Ms. Rockwell has advised the redeveloper of the former Stapleton International Airport in Denver on land use and environmental issues associated with one of the largest urban redevelopment projects in the country. She has served as part of a project team that is preparing a master plan and zoning for Denver’s Union Station. She has advised several airport clients on land use compatibility issues associated with land adjacent to the airports. She also has advised both public and private entities on the preparation of habitat conservation plans under the federal Endangered Species Act and other endangered species issues.

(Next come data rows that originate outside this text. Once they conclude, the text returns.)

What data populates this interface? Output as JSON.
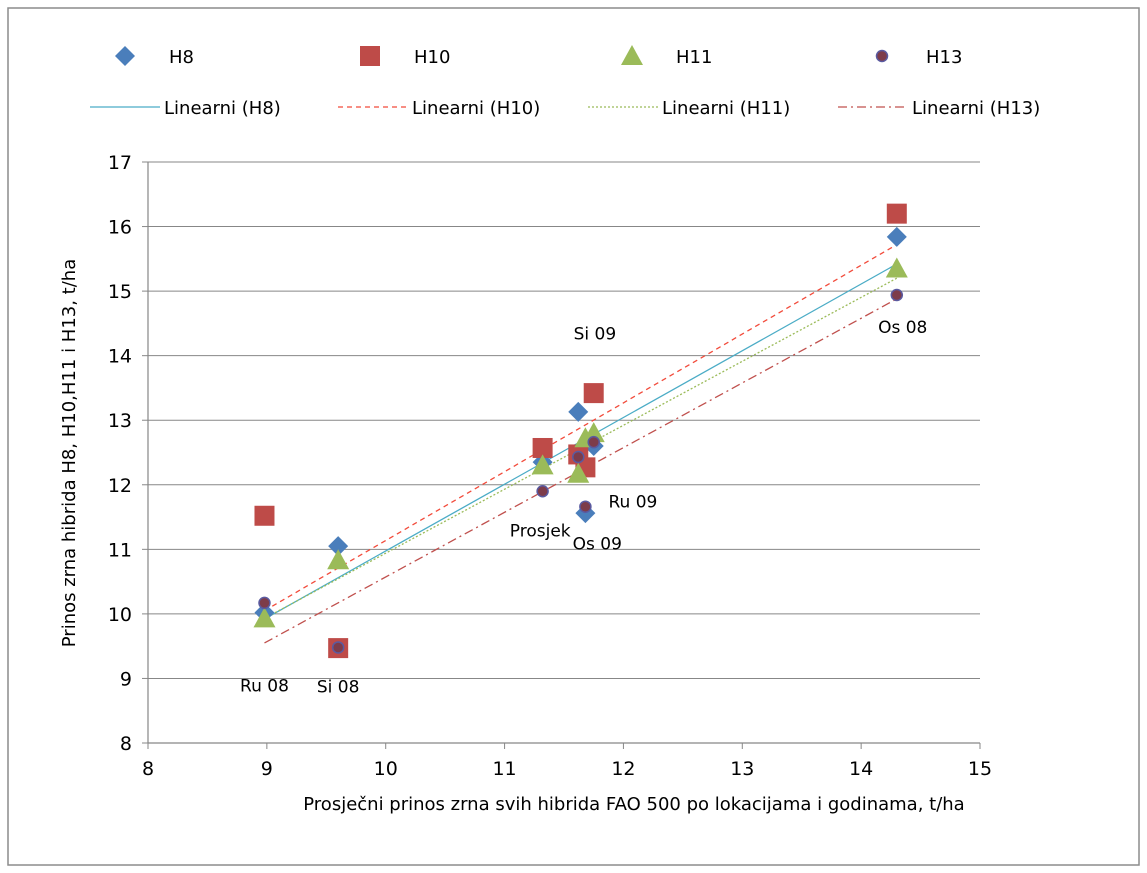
{
  "chart_data": {
    "type": "scatter",
    "xlabel": "Prosječni prinos zrna svih hibrida FAO 500 po lokacijama i godinama, t/ha",
    "ylabel": "Prinos zrna hibrida H8, H10,H11 i H13, t/ha",
    "xlim": [
      8,
      15
    ],
    "ylim": [
      8,
      17
    ],
    "x_ticks": [
      "8",
      "9",
      "10",
      "11",
      "12",
      "13",
      "14",
      "15"
    ],
    "y_ticks": [
      "8",
      "9",
      "10",
      "11",
      "12",
      "13",
      "14",
      "15",
      "16",
      "17"
    ],
    "grid": "horizontal",
    "legend_position": "top",
    "series": [
      {
        "name": "H8",
        "marker": "diamond",
        "color": "#4A7EBB",
        "points": [
          [
            8.98,
            10.02
          ],
          [
            9.6,
            11.05
          ],
          [
            11.32,
            12.35
          ],
          [
            11.62,
            13.13
          ],
          [
            11.68,
            11.56
          ],
          [
            11.75,
            12.6
          ],
          [
            14.3,
            15.84
          ]
        ]
      },
      {
        "name": "H10",
        "marker": "square",
        "color": "#BE4B48",
        "points": [
          [
            8.98,
            11.52
          ],
          [
            9.6,
            9.47
          ],
          [
            11.32,
            12.57
          ],
          [
            11.62,
            12.47
          ],
          [
            11.68,
            12.27
          ],
          [
            11.75,
            13.42
          ],
          [
            14.3,
            16.2
          ]
        ]
      },
      {
        "name": "H11",
        "marker": "triangle",
        "color": "#9BBB59",
        "points": [
          [
            8.98,
            9.93
          ],
          [
            9.6,
            10.83
          ],
          [
            11.32,
            12.3
          ],
          [
            11.62,
            12.17
          ],
          [
            11.68,
            12.72
          ],
          [
            11.75,
            12.8
          ],
          [
            14.3,
            15.35
          ]
        ]
      },
      {
        "name": "H13",
        "marker": "circle",
        "color": "#7D3C4A",
        "points": [
          [
            8.98,
            10.17
          ],
          [
            9.6,
            9.48
          ],
          [
            11.32,
            11.9
          ],
          [
            11.62,
            12.43
          ],
          [
            11.68,
            11.66
          ],
          [
            11.75,
            12.66
          ],
          [
            14.3,
            14.94
          ]
        ]
      }
    ],
    "trendlines": [
      {
        "name": "Linearni (H8)",
        "style": "solid",
        "color": "#4BACC6",
        "x": [
          8.98,
          14.3
        ],
        "y": [
          9.92,
          15.42
        ]
      },
      {
        "name": "Linearni (H10)",
        "style": "dashed",
        "color": "#F24B3B",
        "x": [
          8.98,
          14.3
        ],
        "y": [
          10.05,
          15.72
        ]
      },
      {
        "name": "Linearni (H11)",
        "style": "dotted",
        "color": "#9BBB59",
        "x": [
          8.98,
          14.3
        ],
        "y": [
          9.93,
          15.2
        ]
      },
      {
        "name": "Linearni (H13)",
        "style": "dashdot",
        "color": "#C0504D",
        "x": [
          8.98,
          14.3
        ],
        "y": [
          9.55,
          14.88
        ]
      }
    ],
    "annotations": [
      {
        "text": "Ru 08",
        "x": 8.98,
        "y": 8.8
      },
      {
        "text": "Si 08",
        "x": 9.6,
        "y": 8.78
      },
      {
        "text": "Prosjek",
        "x": 11.3,
        "y": 11.2
      },
      {
        "text": "Os 09",
        "x": 11.78,
        "y": 11.0
      },
      {
        "text": "Ru 09",
        "x": 12.08,
        "y": 11.65
      },
      {
        "text": "Si 09",
        "x": 11.76,
        "y": 14.25
      },
      {
        "text": "Os 08",
        "x": 14.35,
        "y": 14.35
      }
    ]
  }
}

Jennifer Schaufele, a former Florida transportation executive, is the Executive Director of the Denver Regional Council of Governments (DRCOG), the first woman to be selected for that position with the 52-year-old regional planning agency. In this capacity, she reports to a member board made up of representatives of 46 city and 9 county members, one of the three oldest councils of governments in the United States. An accomplished governmental director with more than fourteen years of service with the Broward County, Florida Board of County Commissioners, Ms. Schaufele also served as the Director of the Broward County Metropolitan Planning Organization. She has a proven record of leadership and management of large and multifaceted public sector agencies, experience in advocating for legislation and new funding from Congress and the state legislature, and a commendable history of serving the needs and policy direction of elected boards. Ms. Schaufele directs the work of a 98-member staff engaged in long-range planning for transportation and land use, water quality, advocacy for the region’s elderly population, and offering services ranging from commuter assistance to the recruitment of police officers and fire service personnel. A graduate of Nova Southeastern University in Davie, Florida, Ms. Schaufele holds a B.S. in professional management and business administration. Ms. Schaufele is married and has an adult son whose family also live in the Denver region. An avid gardener, she and her husband enjoy traveling, outdoor activities, and entertaining friends and family.
Chris Shears is a strong planner and designer with over 30 years of experience involving projects nationally and internationally. His interest and expertise focuses on the planning and design of complex downtown urban infill and mixed use projects. His approach recognizes proven planning and urban design principles.